Итак, в краткосрочной перспективе стоит вопрос восстановления и поддержания систем контроля качества, внимательного аудита всей кооперации, всех технологических цепочек: какие системы адекватны, какие нуждаются в обновлении, какие процедуры контроля должны быть ужесточены. А в ситуации средне- и долгосрочной – вопрос формирования в стране устойчивой аэрокосмической промышленности, способной на альтернативные решения, позволяющей заказчику осуществить выбор наилучшего варианта из альтернативных.

Не могли бы вы рассказать о существующих сценариях реорганизации отрасли?

Дмитрий Пайсон: Эти сценарии обсуждаются уже не первый год. Изначально обсуждались три основных варианта с незначительными отклонениями. Первый вариант, -его продвигало руководство Роскосмоса – это госкорпорация по модели Росатома, в соответствии с которой Роскосмос и ракетно-космическая промышленность сливаются и образуют государственную корпорацию. В результате возникает уникальный игрок, где заказчик и подрядчик объединены в одну структуру.

Второй сценарий отстаивал преимущественно Экспертный совет правительства. В нем сохраняется сильный заказчик – Федеральное космическое агентство, но большинство активов космической промышленности объединяются в одну корпорацию, некое ОАО, естественно, с ключевым госучастием. Это ОАО становится практически единственным исполнителем у Роскосмоса.

И третий вариант заключался в том, что остается сильный заказчик – Роскосмос, а в промышленности создается несколько холдингов. Организация холдингов может быть вертикальной или горизонтальной. В первом случае холдинги конкурируют между собой как, условно, холдинг «Хруничев» и холдинг «Энергия», каждый из которых имеет и ракетные, и спутниковые, и какие-то другие компетенции. Второй случай – это горизонтальные холдинги: один отвечает за ракеты-носители, другой – за спутники, третий – за двигатели и так далее. При таком раскладе национальная, внутренняя конкуренция отсутствует.

В итоге комиссия во главе с вице-премьером Дмитрием Рогозиным пришла к модели, в которой сохраняется Роскосмос как сильный федеральный орган исполнительной власти и государственный заказчик, и рядом с ним создается некая интегрированная ракетно-космическая корпорация, куда вроде как вводятся все государственные активы в этой области, ФГУПы, преобразованные в ОАО, и госпакеты в тех ОАО, которые уже акционированы.

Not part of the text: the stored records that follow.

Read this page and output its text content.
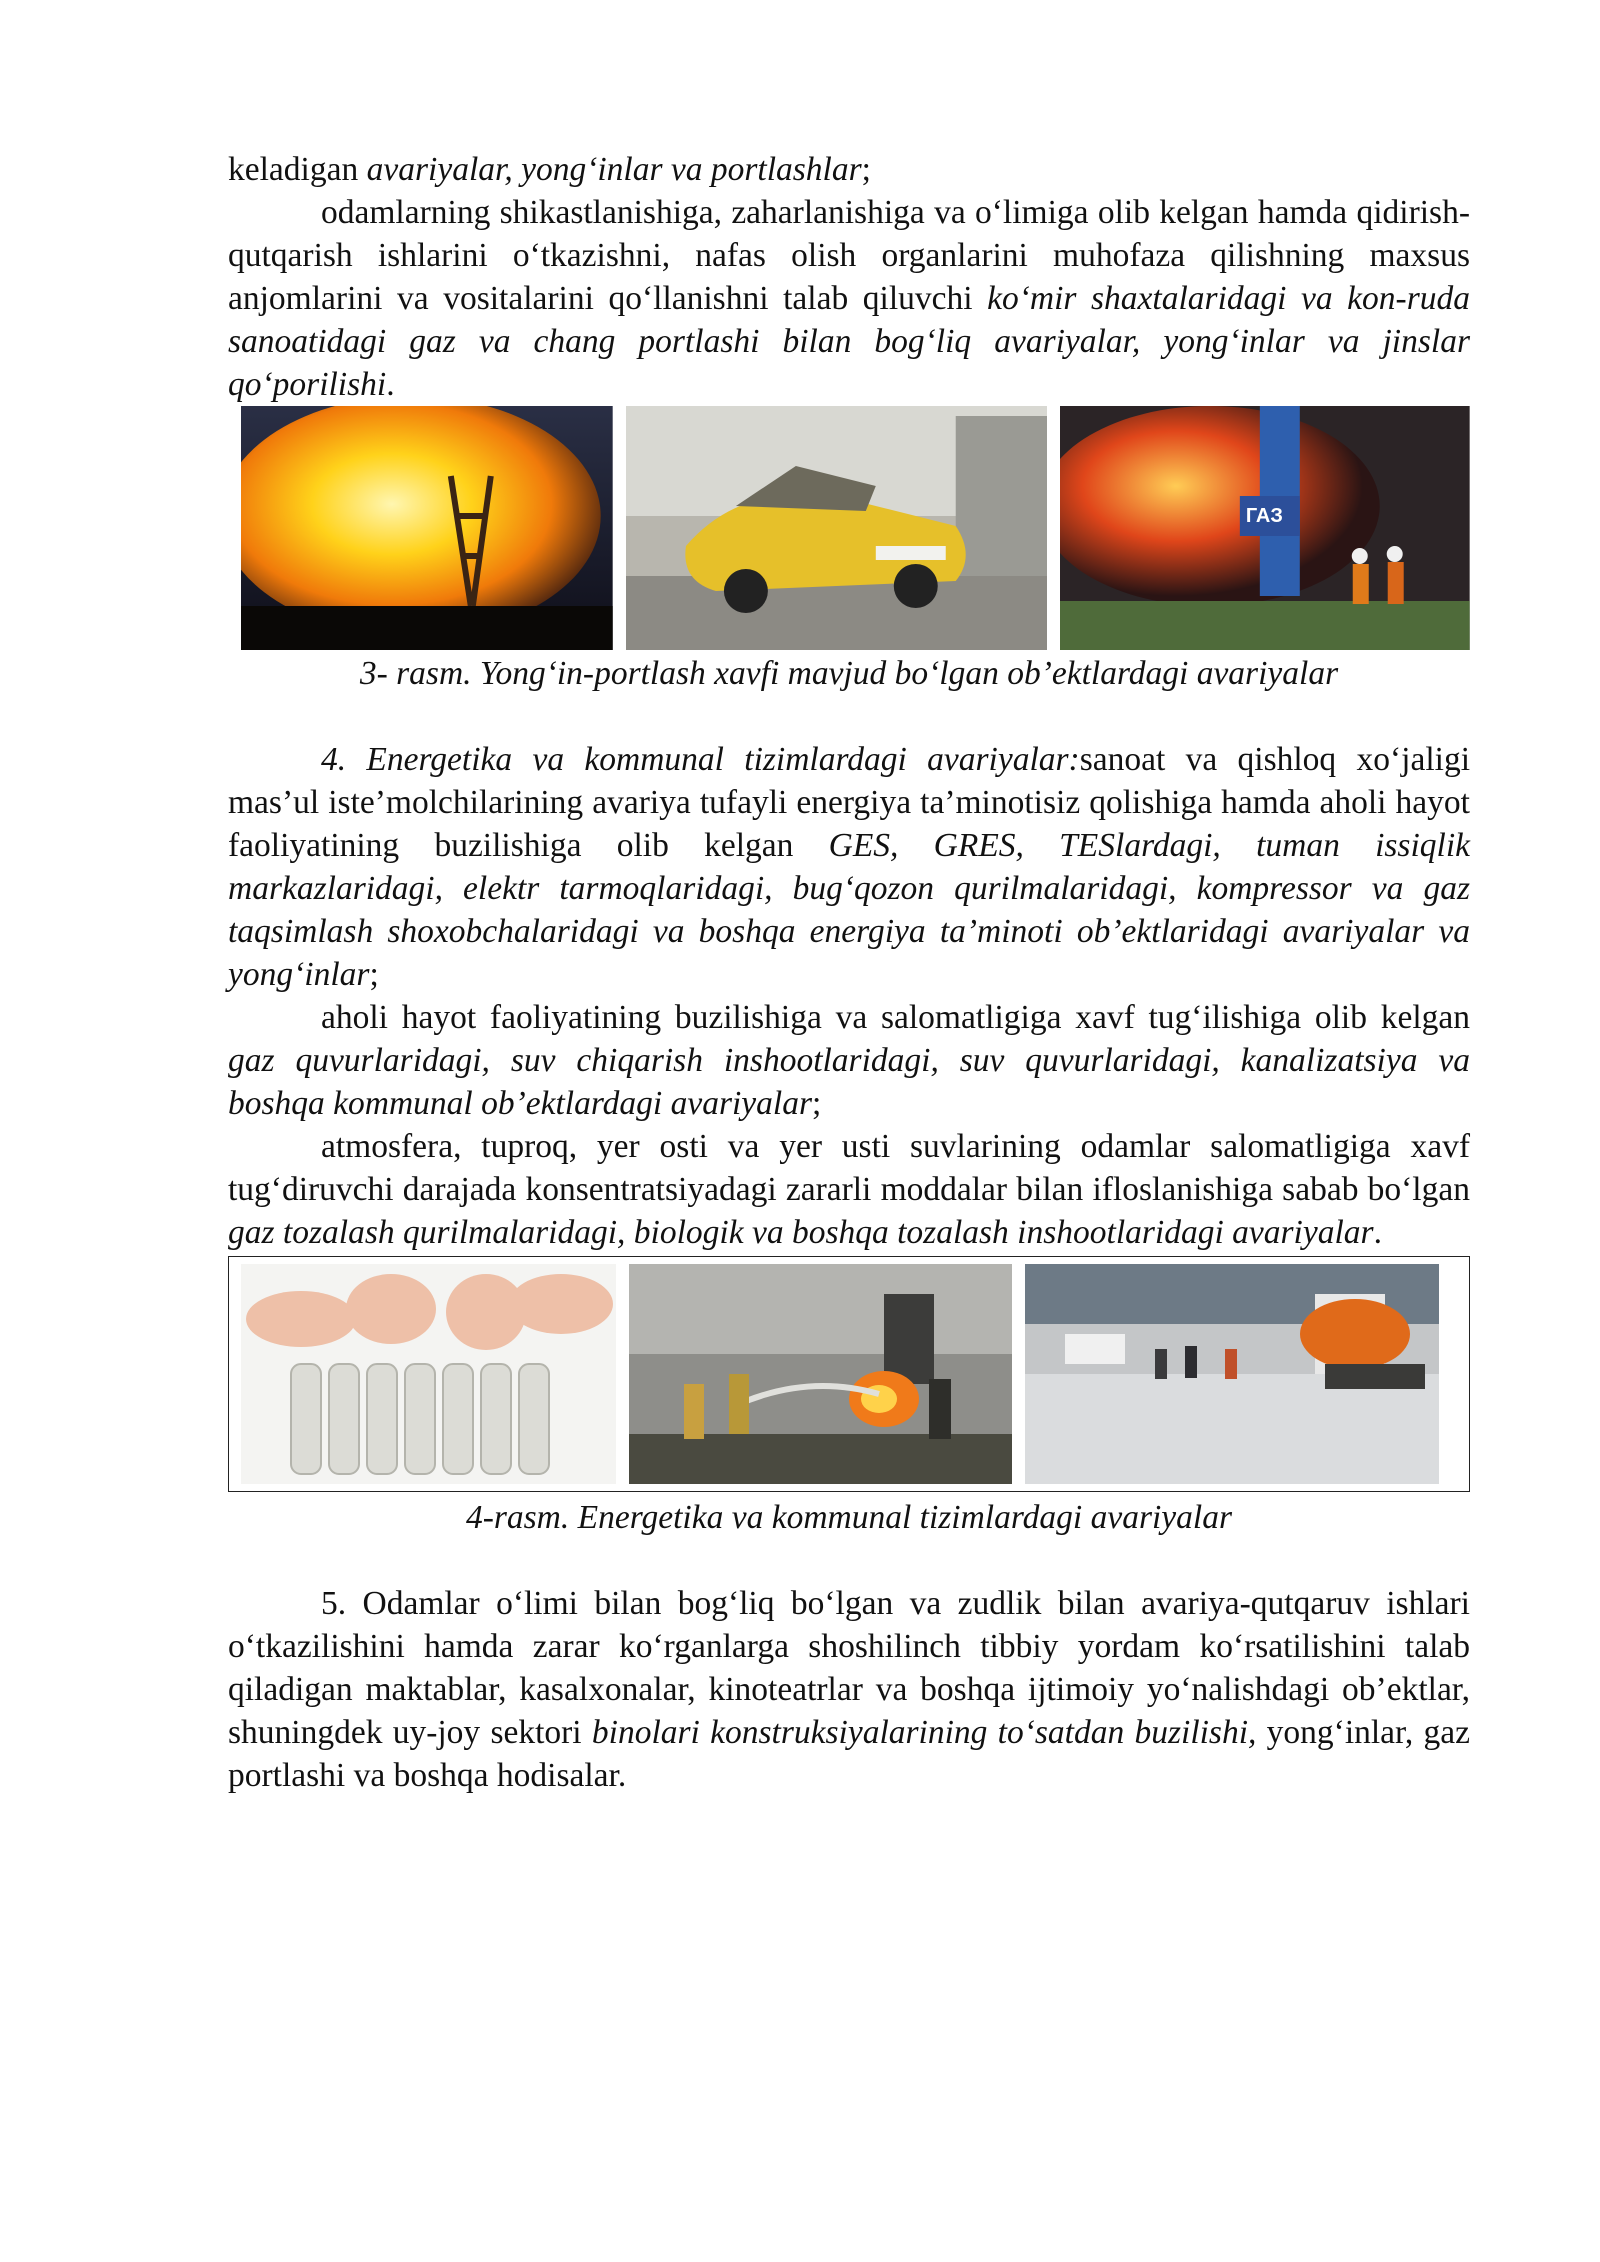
keladigan avariyalar, yong‘inlar va portlashlar;

odamlarning shikastlanishiga, zaharlanishiga va o‘limiga olib kelgan hamda qidirish-qutqarish ishlarini o‘tkazishni, nafas olish organlarini muhofaza qilishning maxsus anjomlarini va vositalarini qo‘llanishni talab qiluvchi ko‘mir shaxtalaridagi va kon-ruda sanoatidagi gaz va chang portlashi bilan bog‘liq avariyalar, yong‘inlar va jinslar qo‘porilishi.

ГАЗ
3- rasm. Yong‘in-portlash xavfi mavjud bo‘lgan ob’ektlardagi avariyalar

4. Energetika va kommunal tizimlardagi avariyalar:sanoat va qishloq xo‘jaligi mas’ul iste’molchilarining avariya tufayli energiya ta’minotisiz qolishiga hamda aholi hayot faoliyatining buzilishiga olib kelgan GES, GRES, TESlardagi, tuman issiqlik markazlaridagi, elektr tarmoqlaridagi, bug‘qozon qurilmalaridagi, kompressor va gaz taqsimlash shoxobchalaridagi va boshqa energiya ta’minoti ob’ektlaridagi avariyalar va yong‘inlar;

aholi hayot faoliyatining buzilishiga va salomatligiga xavf tug‘ilishiga olib kelgan gaz quvurlaridagi, suv chiqarish inshootlaridagi, suv quvurlaridagi, kanalizatsiya va boshqa kommunal ob’ektlardagi avariyalar;

atmosfera, tuproq, yer osti va yer usti suvlarining odamlar salomatligiga xavf tug‘diruvchi darajada konsentratsiyadagi zararli moddalar bilan ifloslanishiga sabab bo‘lgan gaz tozalash qurilmalaridagi, biologik va boshqa tozalash inshootlaridagi avariyalar.

4-rasm. Energetika va kommunal tizimlardagi avariyalar

5. Odamlar o‘limi bilan bog‘liq bo‘lgan va zudlik bilan avariya-qutqaruv ishlari o‘tkazilishini hamda zarar ko‘rganlarga shoshilinch tibbiy yordam ko‘rsatilishini talab qiladigan maktablar, kasalxonalar, kinoteatrlar va boshqa ijtimoiy yo‘nalishdagi ob’ektlar, shuningdek uy-joy sektori binolari konstruksiyalarining to‘satdan buzilishi, yong‘inlar, gaz portlashi va boshqa hodisalar.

Здесь возникает целый ряд вопросов. К примеру не ясно, что будет с другими космическими корпорациями, которые уже созданы, по которым решение уже было принято, и которые не предполагалось включать в эту унифицированную структуру. Это ряд фирм, специализирующихся на работах особого характера, в т.ч. военного, а также несколько больших предприятий, уже в принципе состоявшихся на рынке.

Вопрос о том, будут или не будут их вводить в такую мегаинтегрированную структуру, остается до сих пор открытым.

Поэтому пока нет списка, буквально поименного, тех предприятий ракетно-космической промышленности, которые вводятся в эту новую объединенную корпорацию, и тех, которые по тем или иными причинам остаются самостоятельными, ничего определенного сказать нельзя. Можно сказать лишь о том, что остается федеральный орган исполнительной власти – Роскосмос, и это хорошо, потому что сохраняется разделение заказчика и подрядчика. А насколько будет монополизирована, собственно ракетно-космическая промышленность внутри России – вопрос остается открытым.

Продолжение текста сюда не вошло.